Michael Radford, président du jury au FIFM: "J'ai découvert le cinéma parce que tu pouvais fumer des cigarettes en douce"

Avec Michael Radford, le Festival International du Film de Mons a trouvé un président de jury international qui représente à merveille le credo de l'événement: l'amour du cinéma sous toutes ses formes.

Ugo Petropoulos
Michael Radford, président du jury au FIFM: "J'ai découvert le cinéma parce que tu pouvais fumer des cigarettes en douce"
©PHOTONEWS

Eclectique, le cinéaste britannique né en Inde en 1946 l'est assurément. Un œil à sa filmographie suffit pour s'en rendre compte: on lui doit tant l'adaptation du monument de la littérature dystopique 1984 que la romance italienne Il Postino avec Philippe Noiret, carton en 1994. Ces deux films très différents lui valurent une reconnaissance critique internationale.

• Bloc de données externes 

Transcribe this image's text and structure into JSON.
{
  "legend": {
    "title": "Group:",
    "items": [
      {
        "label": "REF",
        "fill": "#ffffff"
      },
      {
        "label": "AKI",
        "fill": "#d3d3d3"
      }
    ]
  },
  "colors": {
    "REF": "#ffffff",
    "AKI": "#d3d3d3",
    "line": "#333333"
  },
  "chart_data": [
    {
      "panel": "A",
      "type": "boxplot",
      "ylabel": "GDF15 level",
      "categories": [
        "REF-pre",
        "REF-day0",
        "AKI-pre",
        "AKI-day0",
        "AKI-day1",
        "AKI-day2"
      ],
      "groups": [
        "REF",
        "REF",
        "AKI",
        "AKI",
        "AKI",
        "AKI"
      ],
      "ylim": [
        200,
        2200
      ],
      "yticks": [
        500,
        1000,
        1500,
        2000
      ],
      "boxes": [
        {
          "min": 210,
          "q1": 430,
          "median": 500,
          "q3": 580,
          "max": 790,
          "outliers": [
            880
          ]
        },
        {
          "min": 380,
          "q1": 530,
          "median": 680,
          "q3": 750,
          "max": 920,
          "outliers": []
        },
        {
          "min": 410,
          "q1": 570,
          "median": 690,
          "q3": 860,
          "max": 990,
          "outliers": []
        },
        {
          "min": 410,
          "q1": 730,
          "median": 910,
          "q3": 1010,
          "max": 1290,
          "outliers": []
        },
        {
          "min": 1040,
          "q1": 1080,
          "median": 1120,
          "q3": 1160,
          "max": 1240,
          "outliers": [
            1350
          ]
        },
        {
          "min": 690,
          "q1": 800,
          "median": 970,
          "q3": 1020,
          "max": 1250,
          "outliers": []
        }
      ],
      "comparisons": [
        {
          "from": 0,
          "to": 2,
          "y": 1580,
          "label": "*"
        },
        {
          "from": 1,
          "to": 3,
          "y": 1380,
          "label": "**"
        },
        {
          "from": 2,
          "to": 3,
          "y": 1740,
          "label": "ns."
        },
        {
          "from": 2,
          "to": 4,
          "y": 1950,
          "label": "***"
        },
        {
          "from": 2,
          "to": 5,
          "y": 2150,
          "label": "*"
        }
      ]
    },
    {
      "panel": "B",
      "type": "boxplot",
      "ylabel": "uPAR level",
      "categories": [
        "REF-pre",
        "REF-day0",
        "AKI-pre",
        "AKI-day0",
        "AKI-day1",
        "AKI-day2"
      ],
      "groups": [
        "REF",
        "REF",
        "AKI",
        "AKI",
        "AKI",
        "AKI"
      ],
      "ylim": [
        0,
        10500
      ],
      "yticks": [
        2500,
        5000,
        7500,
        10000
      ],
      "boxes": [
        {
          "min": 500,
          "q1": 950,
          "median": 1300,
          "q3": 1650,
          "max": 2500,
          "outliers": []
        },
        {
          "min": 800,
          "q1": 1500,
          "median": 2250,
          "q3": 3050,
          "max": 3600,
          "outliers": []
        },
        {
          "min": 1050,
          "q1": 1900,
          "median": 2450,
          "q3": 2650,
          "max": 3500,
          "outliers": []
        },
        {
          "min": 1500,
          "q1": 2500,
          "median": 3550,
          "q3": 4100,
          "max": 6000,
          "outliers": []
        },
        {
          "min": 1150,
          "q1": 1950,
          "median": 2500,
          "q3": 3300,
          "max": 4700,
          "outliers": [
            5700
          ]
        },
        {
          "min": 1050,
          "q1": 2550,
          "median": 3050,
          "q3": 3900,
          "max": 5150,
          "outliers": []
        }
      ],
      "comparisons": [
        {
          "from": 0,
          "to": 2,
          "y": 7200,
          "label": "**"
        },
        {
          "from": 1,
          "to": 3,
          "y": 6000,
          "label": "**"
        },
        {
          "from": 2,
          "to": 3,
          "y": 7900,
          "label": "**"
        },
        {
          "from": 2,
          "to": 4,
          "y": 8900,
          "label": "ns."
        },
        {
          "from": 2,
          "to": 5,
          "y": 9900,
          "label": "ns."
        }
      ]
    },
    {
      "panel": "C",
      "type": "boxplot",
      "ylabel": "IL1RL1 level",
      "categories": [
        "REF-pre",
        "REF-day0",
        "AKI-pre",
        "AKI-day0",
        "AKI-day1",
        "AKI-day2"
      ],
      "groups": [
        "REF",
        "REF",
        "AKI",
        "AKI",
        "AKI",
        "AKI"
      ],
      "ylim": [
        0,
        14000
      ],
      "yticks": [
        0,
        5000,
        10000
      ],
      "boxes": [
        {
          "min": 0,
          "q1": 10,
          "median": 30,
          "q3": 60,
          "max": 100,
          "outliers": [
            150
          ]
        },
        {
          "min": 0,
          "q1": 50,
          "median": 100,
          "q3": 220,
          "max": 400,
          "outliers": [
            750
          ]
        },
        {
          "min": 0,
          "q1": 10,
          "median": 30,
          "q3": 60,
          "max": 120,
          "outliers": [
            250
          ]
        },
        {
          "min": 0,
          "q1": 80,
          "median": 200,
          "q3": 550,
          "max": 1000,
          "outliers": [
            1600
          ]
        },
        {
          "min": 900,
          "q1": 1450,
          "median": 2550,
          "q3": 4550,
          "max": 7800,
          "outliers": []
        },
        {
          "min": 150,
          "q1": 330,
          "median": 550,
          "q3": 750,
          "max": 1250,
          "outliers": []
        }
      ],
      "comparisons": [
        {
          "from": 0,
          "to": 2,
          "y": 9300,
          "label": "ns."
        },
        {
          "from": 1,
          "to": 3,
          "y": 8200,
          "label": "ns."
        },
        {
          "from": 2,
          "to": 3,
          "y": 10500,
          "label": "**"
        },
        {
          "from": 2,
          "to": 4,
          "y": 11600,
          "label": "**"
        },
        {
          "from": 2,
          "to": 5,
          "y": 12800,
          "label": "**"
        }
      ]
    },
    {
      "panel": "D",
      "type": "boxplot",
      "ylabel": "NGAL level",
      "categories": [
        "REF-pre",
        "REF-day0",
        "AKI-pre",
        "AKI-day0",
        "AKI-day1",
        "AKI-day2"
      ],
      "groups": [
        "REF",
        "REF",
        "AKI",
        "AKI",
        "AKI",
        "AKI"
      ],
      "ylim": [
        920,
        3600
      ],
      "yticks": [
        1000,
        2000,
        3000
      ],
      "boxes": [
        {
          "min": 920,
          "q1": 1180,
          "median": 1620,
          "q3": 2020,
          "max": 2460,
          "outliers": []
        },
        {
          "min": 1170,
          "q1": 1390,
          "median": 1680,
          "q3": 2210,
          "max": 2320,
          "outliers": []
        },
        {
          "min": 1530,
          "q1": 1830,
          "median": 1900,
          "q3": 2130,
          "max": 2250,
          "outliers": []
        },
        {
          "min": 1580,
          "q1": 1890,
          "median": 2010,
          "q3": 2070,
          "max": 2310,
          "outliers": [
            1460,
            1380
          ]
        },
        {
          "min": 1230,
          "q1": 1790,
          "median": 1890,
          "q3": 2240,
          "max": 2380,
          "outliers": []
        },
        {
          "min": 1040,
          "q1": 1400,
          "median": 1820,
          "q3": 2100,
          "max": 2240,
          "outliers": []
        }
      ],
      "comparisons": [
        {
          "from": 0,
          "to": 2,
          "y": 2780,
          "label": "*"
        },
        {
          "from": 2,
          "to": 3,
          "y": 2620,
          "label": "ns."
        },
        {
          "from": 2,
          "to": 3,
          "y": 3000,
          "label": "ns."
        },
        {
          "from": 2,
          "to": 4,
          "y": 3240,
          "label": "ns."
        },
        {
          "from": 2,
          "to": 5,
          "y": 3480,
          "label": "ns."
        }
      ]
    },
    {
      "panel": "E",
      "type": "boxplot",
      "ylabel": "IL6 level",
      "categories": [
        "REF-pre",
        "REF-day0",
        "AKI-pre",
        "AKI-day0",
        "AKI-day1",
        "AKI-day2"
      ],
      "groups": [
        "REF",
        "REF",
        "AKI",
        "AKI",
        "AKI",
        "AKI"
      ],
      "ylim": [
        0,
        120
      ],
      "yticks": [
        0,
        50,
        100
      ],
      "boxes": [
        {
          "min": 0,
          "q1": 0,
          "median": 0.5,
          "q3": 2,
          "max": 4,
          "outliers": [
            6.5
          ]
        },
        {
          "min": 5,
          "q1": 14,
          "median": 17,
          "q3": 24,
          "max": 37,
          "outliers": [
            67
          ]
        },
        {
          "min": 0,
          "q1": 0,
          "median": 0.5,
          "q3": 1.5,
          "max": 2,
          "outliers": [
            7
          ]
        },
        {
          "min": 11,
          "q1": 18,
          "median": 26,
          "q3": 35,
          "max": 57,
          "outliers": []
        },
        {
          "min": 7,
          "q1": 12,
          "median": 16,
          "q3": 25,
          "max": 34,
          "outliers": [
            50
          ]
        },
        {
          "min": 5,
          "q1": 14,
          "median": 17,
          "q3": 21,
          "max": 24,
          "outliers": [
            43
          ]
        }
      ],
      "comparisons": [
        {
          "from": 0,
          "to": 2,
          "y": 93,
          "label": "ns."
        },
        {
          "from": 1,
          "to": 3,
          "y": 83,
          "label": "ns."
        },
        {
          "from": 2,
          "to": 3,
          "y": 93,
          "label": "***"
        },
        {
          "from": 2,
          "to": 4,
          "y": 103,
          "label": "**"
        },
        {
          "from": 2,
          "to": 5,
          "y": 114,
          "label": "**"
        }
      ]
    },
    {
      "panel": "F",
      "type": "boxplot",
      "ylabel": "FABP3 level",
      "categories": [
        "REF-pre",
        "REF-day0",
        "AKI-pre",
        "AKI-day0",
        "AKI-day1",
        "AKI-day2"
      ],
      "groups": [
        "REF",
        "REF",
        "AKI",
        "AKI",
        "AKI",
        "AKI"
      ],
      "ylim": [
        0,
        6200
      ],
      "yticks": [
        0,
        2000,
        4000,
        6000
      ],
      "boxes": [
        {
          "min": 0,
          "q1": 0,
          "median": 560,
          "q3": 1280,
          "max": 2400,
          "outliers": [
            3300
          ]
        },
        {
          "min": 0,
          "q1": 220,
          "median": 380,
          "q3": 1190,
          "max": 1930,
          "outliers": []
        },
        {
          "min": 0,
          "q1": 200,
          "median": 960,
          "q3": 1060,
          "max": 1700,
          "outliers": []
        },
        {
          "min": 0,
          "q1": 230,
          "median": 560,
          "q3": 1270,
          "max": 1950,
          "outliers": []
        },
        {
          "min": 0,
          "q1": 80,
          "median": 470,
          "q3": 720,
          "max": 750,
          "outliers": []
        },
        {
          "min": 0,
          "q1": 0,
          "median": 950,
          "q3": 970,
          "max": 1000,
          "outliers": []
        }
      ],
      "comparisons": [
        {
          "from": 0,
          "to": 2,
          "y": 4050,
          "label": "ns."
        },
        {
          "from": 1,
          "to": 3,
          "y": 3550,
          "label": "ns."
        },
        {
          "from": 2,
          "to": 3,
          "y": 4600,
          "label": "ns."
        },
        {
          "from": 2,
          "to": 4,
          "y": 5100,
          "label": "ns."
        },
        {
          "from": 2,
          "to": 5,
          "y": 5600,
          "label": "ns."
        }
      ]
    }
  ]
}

Michael Radford est devenu amoureux du 7e art de manière assez fortuite. "Adolescent, je ne voyais pas de films. A l'école, le cinéma n'était pas considéré comme quelque chose d'important et il n'y avait que des films britanniques des années 50 pas vraiment mémorables. Je ne connaissais rien du cinéma et Hollywood était défendu. Mais quand j'ai eu plus ou moins 14 ans, la Bedford Cinematographical Society, dans la ville où j'étais à l'école, nous a proposé d'aller voir ses films. Le bruit courait qu'il fallait le faire parce que c'était dans le noir et que tu pouvais fumer une cigarette en douce. J'ai acheté un paquet de cigarettes et j'y suis allé. Et le premier film que j'ai vu était 'Tirez sur le pianiste' de François Truffaut."

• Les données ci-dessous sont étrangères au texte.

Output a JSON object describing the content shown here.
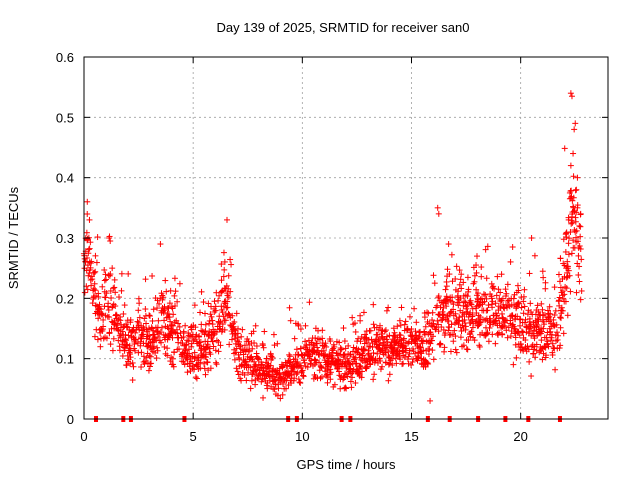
{
  "chart_data": {
    "type": "scatter",
    "title": "Day 139 of 2025, SRMTID for receiver san0",
    "xlabel": "GPS time / hours",
    "ylabel": "SRMTID / TECUs",
    "xlim": [
      0,
      24
    ],
    "ylim": [
      0,
      0.6
    ],
    "xticks": [
      0,
      5,
      10,
      15,
      20
    ],
    "xtick_labels": [
      "0",
      "5",
      "10",
      "15",
      "20"
    ],
    "yticks": [
      0,
      0.1,
      0.2,
      0.3,
      0.4,
      0.5,
      0.6
    ],
    "ytick_labels": [
      "0",
      "0.1",
      "0.2",
      "0.3",
      "0.4",
      "0.5",
      "0.6"
    ],
    "grid": true,
    "marker": "+",
    "color": "#ff0000",
    "series": [
      {
        "name": "san0",
        "trend": [
          [
            0.0,
            0.24,
            0.05
          ],
          [
            0.2,
            0.27,
            0.05
          ],
          [
            0.5,
            0.21,
            0.05
          ],
          [
            0.8,
            0.16,
            0.04
          ],
          [
            1.2,
            0.2,
            0.06
          ],
          [
            1.6,
            0.16,
            0.05
          ],
          [
            2.0,
            0.12,
            0.04
          ],
          [
            2.5,
            0.14,
            0.05
          ],
          [
            3.0,
            0.12,
            0.04
          ],
          [
            3.5,
            0.16,
            0.06
          ],
          [
            4.0,
            0.15,
            0.05
          ],
          [
            4.5,
            0.12,
            0.04
          ],
          [
            5.0,
            0.11,
            0.04
          ],
          [
            5.5,
            0.12,
            0.04
          ],
          [
            6.0,
            0.15,
            0.05
          ],
          [
            6.5,
            0.2,
            0.06
          ],
          [
            7.0,
            0.11,
            0.04
          ],
          [
            7.5,
            0.1,
            0.035
          ],
          [
            8.0,
            0.08,
            0.03
          ],
          [
            8.5,
            0.075,
            0.03
          ],
          [
            9.0,
            0.07,
            0.03
          ],
          [
            9.5,
            0.085,
            0.03
          ],
          [
            10.0,
            0.1,
            0.035
          ],
          [
            10.5,
            0.11,
            0.03
          ],
          [
            11.0,
            0.1,
            0.035
          ],
          [
            11.5,
            0.09,
            0.03
          ],
          [
            12.0,
            0.085,
            0.03
          ],
          [
            12.5,
            0.1,
            0.035
          ],
          [
            13.0,
            0.11,
            0.035
          ],
          [
            13.5,
            0.12,
            0.035
          ],
          [
            14.0,
            0.11,
            0.035
          ],
          [
            14.5,
            0.12,
            0.035
          ],
          [
            15.0,
            0.13,
            0.035
          ],
          [
            15.5,
            0.11,
            0.04
          ],
          [
            16.0,
            0.14,
            0.05
          ],
          [
            16.5,
            0.19,
            0.06
          ],
          [
            17.0,
            0.18,
            0.05
          ],
          [
            17.5,
            0.17,
            0.05
          ],
          [
            18.0,
            0.19,
            0.05
          ],
          [
            18.5,
            0.17,
            0.05
          ],
          [
            19.0,
            0.18,
            0.05
          ],
          [
            19.5,
            0.17,
            0.05
          ],
          [
            20.0,
            0.15,
            0.05
          ],
          [
            20.5,
            0.14,
            0.05
          ],
          [
            21.0,
            0.15,
            0.05
          ],
          [
            21.5,
            0.14,
            0.05
          ],
          [
            22.0,
            0.22,
            0.07
          ],
          [
            22.3,
            0.32,
            0.09
          ],
          [
            22.6,
            0.3,
            0.08
          ],
          [
            22.8,
            0.24,
            0.05
          ]
        ],
        "peaks": [
          [
            0.15,
            0.36
          ],
          [
            0.25,
            0.33
          ],
          [
            1.15,
            0.3
          ],
          [
            1.2,
            0.295
          ],
          [
            3.5,
            0.29
          ],
          [
            6.55,
            0.33
          ],
          [
            16.2,
            0.35
          ],
          [
            16.25,
            0.34
          ],
          [
            16.7,
            0.29
          ],
          [
            18.0,
            0.27
          ],
          [
            20.5,
            0.3
          ],
          [
            22.3,
            0.54
          ],
          [
            22.35,
            0.535
          ],
          [
            22.5,
            0.49
          ],
          [
            22.45,
            0.48
          ],
          [
            22.4,
            0.44
          ],
          [
            22.3,
            0.42
          ],
          [
            22.6,
            0.4
          ],
          [
            22.55,
            0.38
          ],
          [
            22.6,
            0.35
          ],
          [
            22.75,
            0.34
          ],
          [
            22.2,
            0.33
          ],
          [
            8.2,
            0.035
          ],
          [
            9.1,
            0.04
          ],
          [
            15.85,
            0.03
          ]
        ],
        "zero_values_x": [
          0.55,
          1.8,
          2.15,
          4.6,
          9.35,
          9.75,
          11.8,
          12.2,
          15.75,
          16.75,
          18.05,
          19.3,
          20.35,
          21.8
        ]
      }
    ]
  }
}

Michael Radford attrape le virus et se rend une fois par semaine dans ce cinéma où il voit des films polonais, russes, japonais…Se retrouver aujourd'hui président d'un jury qui visionne des films venant d'horizons aussi divers que la Serbie ou Djibouti ne le déroute absolument pas. "J'ai déjà été président de jury dans un festival au Rwanda. C'était formidable de voir des films que l'on ne verra absolument pas chez nous. C'était également merveilleux de voir l'expression de l'âme africaine d'une certaine manière. J'ai également vu une comédie qui aurait pu être un film de Charlie Chaplin. Il ne savait pas qui c'était, mais c'était le même humour."

Au sein d'un jury où se confrontent des visions artistiques différentes, Michael Radford apprécie son rôle de conciliateur. "Il faut écouter tout le monde, s'organiser pour que les jurés travaillent ensemble, éviter les brouilles, encourager à défendre ses idées." Jusqu'à présent, le réalisateur est plutôt heureux des films qui lui ont été proposés. "J'aime bien ce genre d'expérience, ça m'aide de ne pas faire que des films, ça évite de ne penser toujours que dans un certain sens, c'est formidable de voir ce que font les autres, de chercher des petits bijoux de la culture."

Actuellement, Michael Radford a plusieurs chantiers en cours, dont une adaptation du Roi Lear de Shakespeare avec Al Pacino dans le premier rôle, près de vingt ans après la sortie du Marchand de Venise où le réalisateur et l'acteur avaient déjà collaboré.